When Disney finally runs out of gruesome ghost pirates and fantastical sea monsters, audiences will thrill to the exploits of Civil War veteran John Carter as he battles 4-armed giants and the savage green men of Thark in order to unite the warrior clans of the angry Red Planet. And, naturally, he gets the girl: Princess Dejah Thoris of Helium.
The late Carl Sagan was involved with the Mariner missions that helped erase Burroughs' heroic version of Mars from the collective imagination. Mariner 4 arrived in 1965 to reveal a seemingly barren, crater-pocked cemetery planet. And worse, the 21 images gathered by Mariner 4 were in dull black and white. On the other hand, even Sagan admitted that the John Carter novels helped to ignite his imagination for planetary science.
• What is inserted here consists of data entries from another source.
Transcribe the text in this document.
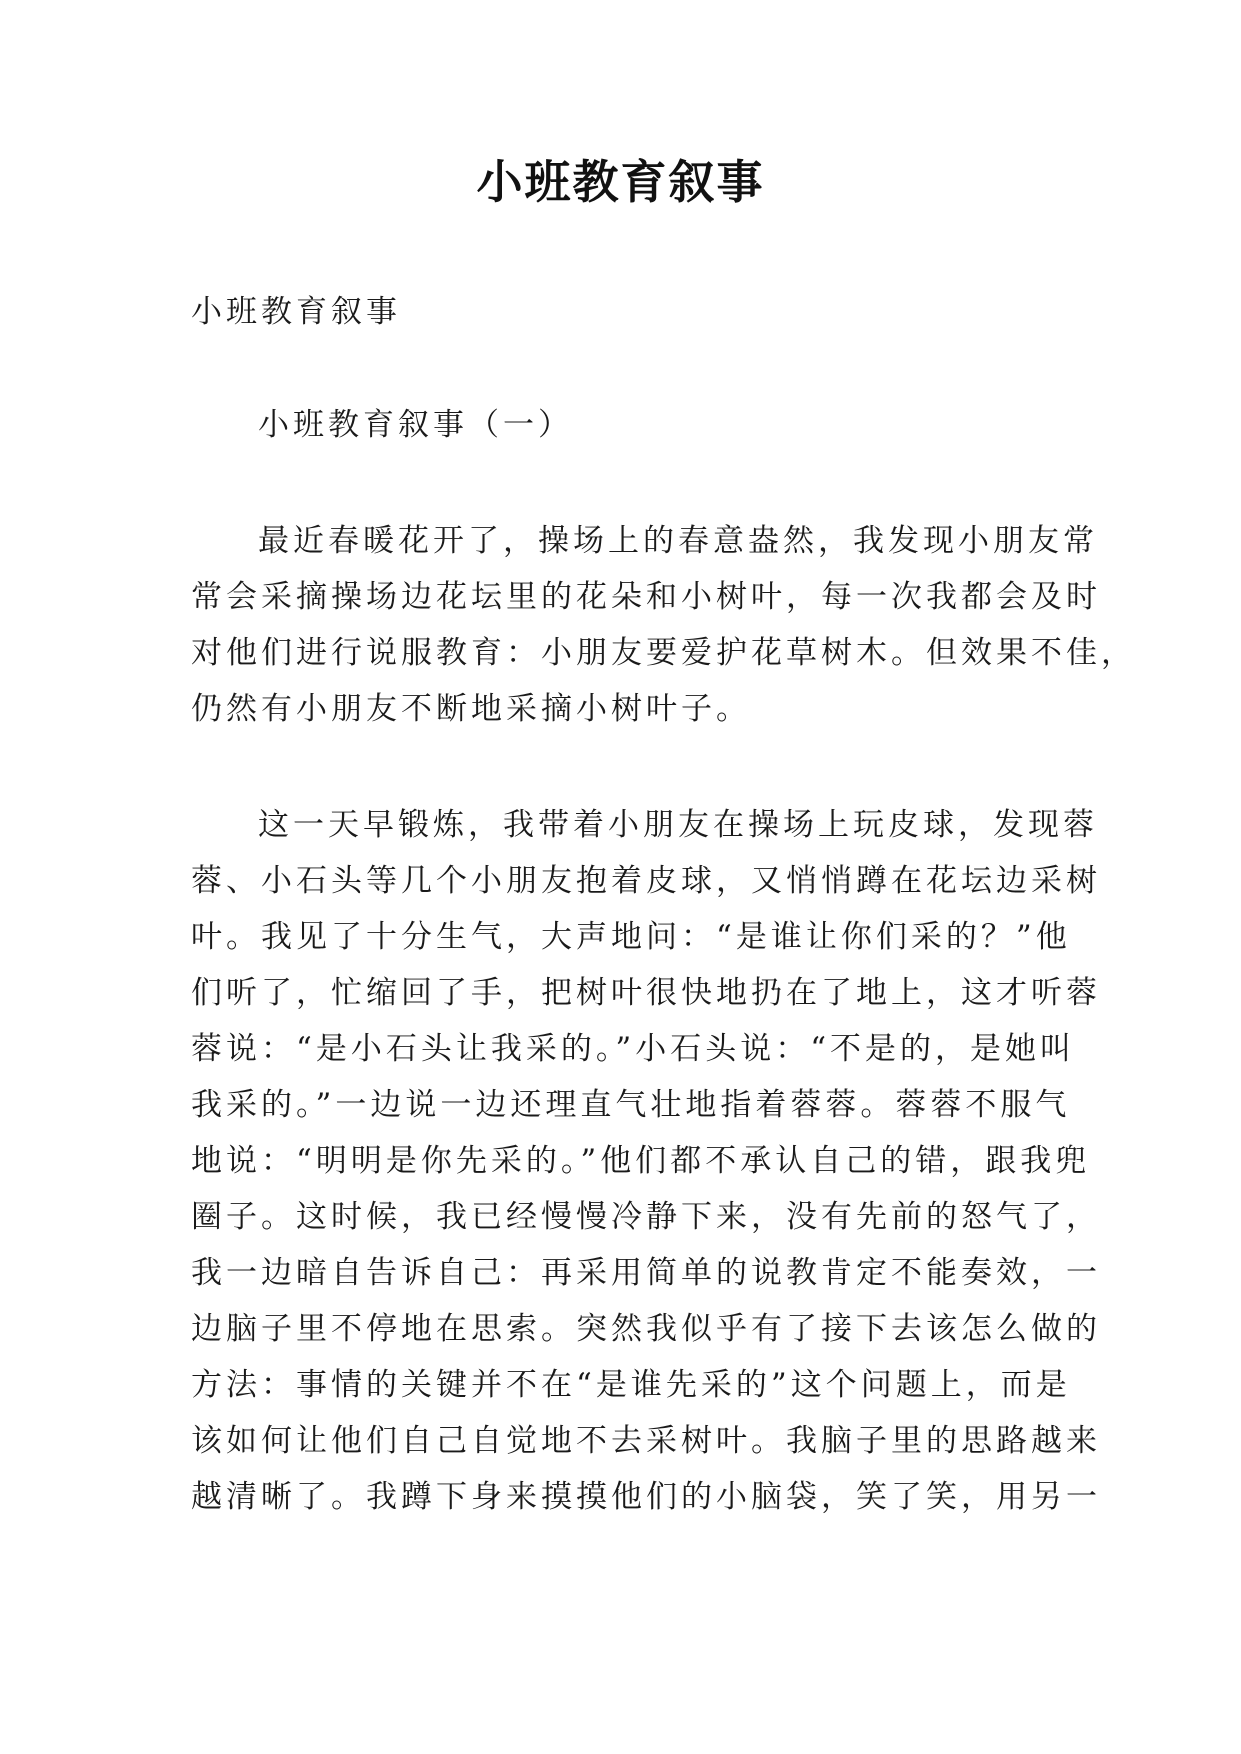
小班教育叙事
小班教育叙事
小班教育叙事（一）
最近春暖花开了，操场上的春意盎然，我发现小朋友常
常会采摘操场边花坛里的花朵和小树叶，每一次我都会及时
对他们进行说服教育：小朋友要爱护花草树木。但效果不佳，
仍然有小朋友不断地采摘小树叶子。
这一天早锻炼，我带着小朋友在操场上玩皮球，发现蓉
蓉、小石头等几个小朋友抱着皮球，又悄悄蹲在花坛边采树
叶。我见了十分生气，大声地问：“是谁让你们采的？”他
们听了，忙缩回了手，把树叶很快地扔在了地上，这才听蓉
蓉说：“是小石头让我采的。”小石头说：“不是的，是她叫
我采的。”一边说一边还理直气壮地指着蓉蓉。蓉蓉不服气
地说：“明明是你先采的。”他们都不承认自己的错，跟我兜
圈子。这时候，我已经慢慢冷静下来，没有先前的怒气了，
我一边暗自告诉自己：再采用简单的说教肯定不能奏效，一
边脑子里不停地在思索。突然我似乎有了接下去该怎么做的
方法：事情的关键并不在“是谁先采的”这个问题上，而是
该如何让他们自己自觉地不去采树叶。我脑子里的思路越来
越清晰了。我蹲下身来摸摸他们的小脑袋，笑了笑，用另一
Earthlings are now in their fifth decade of Mars exploration. By now it is very clear that 1965 was much too soon to pronounce last rites on the Red Planet. Although not nearly as swashbuckling a place as John Carter's Barsoom, the real Mars grew more and more colorful with the decades. It is still an open question whether life exists or once existed on Mars — although certainly we shall not find any green men from Thark hiding in the shadows.
Mariner might have disappointed some, but the Viking landers brought back the awe. Those first, stunning panoramas of the first alien planet viewed by humans fired my imagination just as much or more than Burroughs' books. We can only speculate what wonders await us on Barsoom.